I think you seriously underestimate the technical capabilities that Rigol could call upon.
Might well be, but I doubt that (but I'd be glad to be proven wrong). Just look at their products, which pretty much only excel through their low price. As far as technology goes, none of Rigol's products are anything to write home about, even their top end products are pretty basic. Also, their products are cheap because they use commodity parts in their designs, which keeps costs low.
This raises a few questions, like where all the supposedly advanced technical capabilities within Rigol are showing. Or why a manufacturer that has built a very successful business model on building cheap bottom-of-the-barrel and entry-level T&M and lab gear using commodity parts would invest money in acquiring the technical expertise required to roll their own complex ASIC designs, especially when it's not beneficial to their market segment?
It might well be that Rigol wants to get away from being a producer of cheap kit to a reputable brand that is considered not just by hobbyists, but then the first steps certainly would be improving their current offerings, especially in terms of firmware maturity and support.
So no, I don't believe I underestimate Rigol's capabilities.
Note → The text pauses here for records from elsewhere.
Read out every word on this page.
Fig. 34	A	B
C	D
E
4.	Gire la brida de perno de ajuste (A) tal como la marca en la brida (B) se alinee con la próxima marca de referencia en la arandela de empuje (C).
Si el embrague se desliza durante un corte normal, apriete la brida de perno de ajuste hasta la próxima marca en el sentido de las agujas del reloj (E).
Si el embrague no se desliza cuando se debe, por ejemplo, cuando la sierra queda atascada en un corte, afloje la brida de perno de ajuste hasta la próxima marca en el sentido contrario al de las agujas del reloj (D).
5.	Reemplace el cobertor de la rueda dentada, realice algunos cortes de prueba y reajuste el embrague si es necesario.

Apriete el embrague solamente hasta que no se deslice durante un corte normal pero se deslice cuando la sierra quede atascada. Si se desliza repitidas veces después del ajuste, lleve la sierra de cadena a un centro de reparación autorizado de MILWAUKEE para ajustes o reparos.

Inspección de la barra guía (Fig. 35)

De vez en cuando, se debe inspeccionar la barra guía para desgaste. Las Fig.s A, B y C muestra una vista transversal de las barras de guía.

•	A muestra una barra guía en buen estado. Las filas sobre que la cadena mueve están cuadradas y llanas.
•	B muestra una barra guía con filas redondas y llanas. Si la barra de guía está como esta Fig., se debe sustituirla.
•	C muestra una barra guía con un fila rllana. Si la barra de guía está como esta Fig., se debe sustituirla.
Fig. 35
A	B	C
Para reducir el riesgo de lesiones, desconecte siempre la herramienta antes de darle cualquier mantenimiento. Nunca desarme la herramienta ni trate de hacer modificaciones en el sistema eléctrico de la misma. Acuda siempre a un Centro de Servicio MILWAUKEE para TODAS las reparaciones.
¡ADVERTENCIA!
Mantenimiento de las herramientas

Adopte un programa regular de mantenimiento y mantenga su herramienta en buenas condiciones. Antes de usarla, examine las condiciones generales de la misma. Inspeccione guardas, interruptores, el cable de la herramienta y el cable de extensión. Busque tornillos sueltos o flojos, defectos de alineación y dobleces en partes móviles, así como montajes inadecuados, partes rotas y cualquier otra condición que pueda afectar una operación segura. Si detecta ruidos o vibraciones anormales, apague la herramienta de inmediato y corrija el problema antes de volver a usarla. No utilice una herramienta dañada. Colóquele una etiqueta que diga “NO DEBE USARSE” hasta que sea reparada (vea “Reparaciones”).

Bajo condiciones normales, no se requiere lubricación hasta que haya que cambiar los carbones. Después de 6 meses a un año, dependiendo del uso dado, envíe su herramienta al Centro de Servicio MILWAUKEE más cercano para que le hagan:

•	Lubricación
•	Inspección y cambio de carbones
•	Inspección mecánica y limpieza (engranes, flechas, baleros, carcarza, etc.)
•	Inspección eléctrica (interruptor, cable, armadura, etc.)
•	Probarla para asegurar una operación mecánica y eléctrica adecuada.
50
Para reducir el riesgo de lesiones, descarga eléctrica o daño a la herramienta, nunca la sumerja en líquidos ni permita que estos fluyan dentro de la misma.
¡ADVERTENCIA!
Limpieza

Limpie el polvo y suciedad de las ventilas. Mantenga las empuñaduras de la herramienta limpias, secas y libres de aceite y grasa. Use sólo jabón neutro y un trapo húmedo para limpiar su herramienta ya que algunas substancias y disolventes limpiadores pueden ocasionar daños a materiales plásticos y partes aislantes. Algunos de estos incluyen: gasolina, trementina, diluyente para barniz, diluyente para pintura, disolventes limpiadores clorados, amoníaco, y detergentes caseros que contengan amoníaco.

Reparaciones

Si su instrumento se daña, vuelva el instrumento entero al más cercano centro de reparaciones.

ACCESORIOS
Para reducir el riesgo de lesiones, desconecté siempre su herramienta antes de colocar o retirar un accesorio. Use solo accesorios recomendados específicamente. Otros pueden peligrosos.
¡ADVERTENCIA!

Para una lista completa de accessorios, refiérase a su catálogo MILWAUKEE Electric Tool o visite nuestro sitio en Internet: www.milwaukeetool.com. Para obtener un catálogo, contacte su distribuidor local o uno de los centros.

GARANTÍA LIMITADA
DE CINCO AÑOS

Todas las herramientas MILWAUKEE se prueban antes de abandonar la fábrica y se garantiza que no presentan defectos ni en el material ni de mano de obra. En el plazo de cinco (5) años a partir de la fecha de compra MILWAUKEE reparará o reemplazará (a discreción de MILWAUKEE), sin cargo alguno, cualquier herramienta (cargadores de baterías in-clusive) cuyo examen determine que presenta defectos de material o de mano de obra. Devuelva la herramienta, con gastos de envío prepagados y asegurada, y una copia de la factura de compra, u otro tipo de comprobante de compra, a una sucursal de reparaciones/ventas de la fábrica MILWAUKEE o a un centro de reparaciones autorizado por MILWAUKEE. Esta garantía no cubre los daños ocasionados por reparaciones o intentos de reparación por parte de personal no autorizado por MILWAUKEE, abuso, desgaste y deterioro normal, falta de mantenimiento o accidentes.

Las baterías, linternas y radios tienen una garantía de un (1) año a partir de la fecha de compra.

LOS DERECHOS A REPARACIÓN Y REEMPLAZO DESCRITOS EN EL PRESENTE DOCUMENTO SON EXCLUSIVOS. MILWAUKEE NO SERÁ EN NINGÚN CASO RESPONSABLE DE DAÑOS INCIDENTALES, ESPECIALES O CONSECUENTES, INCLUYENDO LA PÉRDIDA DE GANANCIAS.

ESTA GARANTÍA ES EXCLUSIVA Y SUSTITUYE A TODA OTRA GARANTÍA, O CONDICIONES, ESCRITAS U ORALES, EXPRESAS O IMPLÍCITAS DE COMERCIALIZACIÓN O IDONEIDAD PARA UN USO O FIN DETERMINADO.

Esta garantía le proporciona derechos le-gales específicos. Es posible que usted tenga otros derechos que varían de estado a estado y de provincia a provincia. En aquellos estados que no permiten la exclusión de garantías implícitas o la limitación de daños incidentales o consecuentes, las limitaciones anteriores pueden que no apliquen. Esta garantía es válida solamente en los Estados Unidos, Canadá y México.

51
But as I said I'm open to be proven wrong.
Converters running at 20Gsps or more are a serious systems design exercise. They end up being mostly digital parts, trying to handle the storm of digital data in real time. Some real ingenuity is needed to come up with architectures that stop the complexity getting out of control. Once people are funded to sit down and work through things like that, you might be surprised at the progress which can be made. It all comes down to finance. Keysight have fast converters not because there is something special about being Keysight, but because they had a sufficiently high value niche to justify the investment.
While of course I agree with what you say about the complexity of 20+GSa/s converters, I don't with your last statement about the niche. In fact, one of the (not T&M related) markets I work in is pretty much screaming for high speed ADC hybrids, the faster the better. The margins in this market are a lot bigger than say for high end scopes. Still, there are very few vendors who can offer fast ADCs, because as you stated correctly the complexity is pretty high which limits the number of manufacturers that can deliver them to a handful of high tech companies (plus 20Gsa/s is the lower end of the spectrum, most of the time we're talking in excess of 80GSa/s). Keysight has a ton of IP and patents on their designs, as has Tek, R&S and LeCroy, which is because all invest a lot of money into R&D.
Keysight has over 9k employees and over $2bn revenue, Tek has still some 4k+ employees and over $1.5bn revenue, R&S has almost 10k employees and some $2bn revenue, and LeCroy has approx 450 employees and some $200M revenue. I find it pretty hard to believe that Rigol (for which I couldn't find any revenue numbers, but I'm sure they are well below $200M) which has some 400 employees for their whole product portfolio (which includes scopes, spectrum analyzers, PSUs, DVMs, RF and frequency generators plus their lab gear) will have the same technical ressources as say LeCroy who's 500+ employees are pretty much dedicated to upper midrange/high-end scopes only. The number and type of patents Rigol is holding seem to confirm that.
But as I said I'd be glad to be proven wrong.